B) – E vêm dados por não provados os seguintes factos:
a) Nas circunstâncias supra referidas em 1), o Autor seguia na faixa do lado direito da referida Estrada Municipal Monte das Pitas, sentido Messines-São Marcos da Serra.
b) Nas circunstâncias supra referidas em 2), o veículo automóvel SX surgiu súbita e inopinadamente, a uma velocidade superior a 100 km por hora.
c) O veículo SX.. seguia em contra-mão.
d) O embate referido supra em 6) foi frontal.
e) Do sentido de marcha do veículo SX… há boa visibilidade para o entroncamento da sua esquerda (terá querido dizer-se “da sua direita”).
f) Por causa deste acidente M… sofreu traumatismo da coluna cervical.
g) Em consequência do acidente descrito M… ficou a padecer de marcha claudicante.
h) Porque as cicatrizes deformantes da face direita e do joelho esquerdo são do tipo colóide, atendendo à idade do Autor e à sua mentalidade, tornam-se muito mais agravantes.
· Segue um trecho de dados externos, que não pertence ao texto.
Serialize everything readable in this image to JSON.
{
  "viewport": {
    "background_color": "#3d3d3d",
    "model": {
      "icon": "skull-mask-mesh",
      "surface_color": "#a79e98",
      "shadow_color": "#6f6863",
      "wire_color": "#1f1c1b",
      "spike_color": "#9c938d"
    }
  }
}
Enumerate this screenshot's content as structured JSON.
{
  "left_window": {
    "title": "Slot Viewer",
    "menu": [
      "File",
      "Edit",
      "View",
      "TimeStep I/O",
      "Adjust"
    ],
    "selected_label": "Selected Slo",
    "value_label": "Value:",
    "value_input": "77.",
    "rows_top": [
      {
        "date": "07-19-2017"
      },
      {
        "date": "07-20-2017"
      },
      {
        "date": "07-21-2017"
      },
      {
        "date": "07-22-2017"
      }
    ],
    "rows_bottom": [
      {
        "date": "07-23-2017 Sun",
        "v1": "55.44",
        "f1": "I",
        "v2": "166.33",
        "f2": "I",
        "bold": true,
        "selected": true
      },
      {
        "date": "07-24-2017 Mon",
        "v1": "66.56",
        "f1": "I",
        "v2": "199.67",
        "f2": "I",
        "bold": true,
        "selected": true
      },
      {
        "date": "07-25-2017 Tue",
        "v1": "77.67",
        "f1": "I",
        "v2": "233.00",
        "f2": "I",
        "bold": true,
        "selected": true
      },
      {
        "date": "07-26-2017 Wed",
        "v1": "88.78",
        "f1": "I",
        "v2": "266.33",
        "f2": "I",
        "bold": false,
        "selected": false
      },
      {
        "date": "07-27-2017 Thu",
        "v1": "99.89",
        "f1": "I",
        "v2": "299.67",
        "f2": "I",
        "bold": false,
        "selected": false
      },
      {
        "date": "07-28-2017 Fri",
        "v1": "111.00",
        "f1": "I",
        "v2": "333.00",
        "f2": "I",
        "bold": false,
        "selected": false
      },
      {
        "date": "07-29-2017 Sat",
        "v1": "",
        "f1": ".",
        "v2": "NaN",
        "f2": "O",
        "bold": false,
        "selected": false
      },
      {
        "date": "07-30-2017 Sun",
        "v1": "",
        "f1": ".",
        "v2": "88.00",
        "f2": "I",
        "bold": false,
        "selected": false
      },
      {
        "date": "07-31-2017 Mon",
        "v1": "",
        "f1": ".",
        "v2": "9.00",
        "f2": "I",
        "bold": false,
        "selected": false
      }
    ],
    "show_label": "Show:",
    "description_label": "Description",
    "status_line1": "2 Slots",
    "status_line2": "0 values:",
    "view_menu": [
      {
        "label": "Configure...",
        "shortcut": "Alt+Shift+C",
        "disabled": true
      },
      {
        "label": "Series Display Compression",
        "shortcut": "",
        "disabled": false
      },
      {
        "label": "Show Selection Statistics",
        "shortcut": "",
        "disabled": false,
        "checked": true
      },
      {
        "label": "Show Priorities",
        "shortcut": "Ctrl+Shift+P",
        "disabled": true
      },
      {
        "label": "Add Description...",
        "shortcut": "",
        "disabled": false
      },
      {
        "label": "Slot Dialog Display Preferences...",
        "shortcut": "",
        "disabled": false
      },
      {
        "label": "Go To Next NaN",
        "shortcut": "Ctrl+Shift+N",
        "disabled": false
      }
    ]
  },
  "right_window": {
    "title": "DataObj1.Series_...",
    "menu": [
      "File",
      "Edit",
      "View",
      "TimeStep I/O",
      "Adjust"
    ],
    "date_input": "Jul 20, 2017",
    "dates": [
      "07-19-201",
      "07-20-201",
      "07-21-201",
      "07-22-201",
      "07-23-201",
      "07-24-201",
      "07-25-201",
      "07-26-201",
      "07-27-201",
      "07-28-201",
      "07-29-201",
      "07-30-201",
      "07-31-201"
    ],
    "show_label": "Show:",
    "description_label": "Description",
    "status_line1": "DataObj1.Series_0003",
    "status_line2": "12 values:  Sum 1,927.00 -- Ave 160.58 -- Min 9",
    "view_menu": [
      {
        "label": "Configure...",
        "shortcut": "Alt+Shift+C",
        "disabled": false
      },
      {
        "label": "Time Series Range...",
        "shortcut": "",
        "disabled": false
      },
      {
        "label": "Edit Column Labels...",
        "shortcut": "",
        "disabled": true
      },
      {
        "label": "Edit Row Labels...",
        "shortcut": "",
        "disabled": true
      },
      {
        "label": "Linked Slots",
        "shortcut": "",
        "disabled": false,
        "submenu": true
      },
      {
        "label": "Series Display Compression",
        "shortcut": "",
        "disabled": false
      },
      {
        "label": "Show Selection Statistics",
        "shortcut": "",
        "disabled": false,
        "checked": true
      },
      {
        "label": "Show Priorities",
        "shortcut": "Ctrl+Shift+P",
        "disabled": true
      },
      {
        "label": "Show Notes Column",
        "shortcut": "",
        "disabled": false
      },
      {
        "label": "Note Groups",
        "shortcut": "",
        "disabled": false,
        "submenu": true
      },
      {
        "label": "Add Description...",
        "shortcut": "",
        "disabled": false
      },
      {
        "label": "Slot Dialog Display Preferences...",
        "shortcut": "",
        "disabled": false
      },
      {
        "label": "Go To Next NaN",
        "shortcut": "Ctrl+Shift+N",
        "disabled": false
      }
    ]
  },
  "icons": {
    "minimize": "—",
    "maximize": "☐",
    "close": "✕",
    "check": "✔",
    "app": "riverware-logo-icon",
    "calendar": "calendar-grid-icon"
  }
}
i) Limitação essa que se estima numa incapacidade permanente geral de 15% (quinze por cento), com agravamento de 5% (cinco por cento), quer a nível de dano futuro, quer a nível de dano estético.
j) Como consequência das lesões, o Autor não pode correr.
k) Nem praticar qualquer desporto cuja componente seja a corrida.
l) Sente dores que aumentam com as mudanças de temperatura.
m) Obrigando o Autor a dar frequentes fricções no joelho esquerdo, a fim de aliviar as dores sentidas.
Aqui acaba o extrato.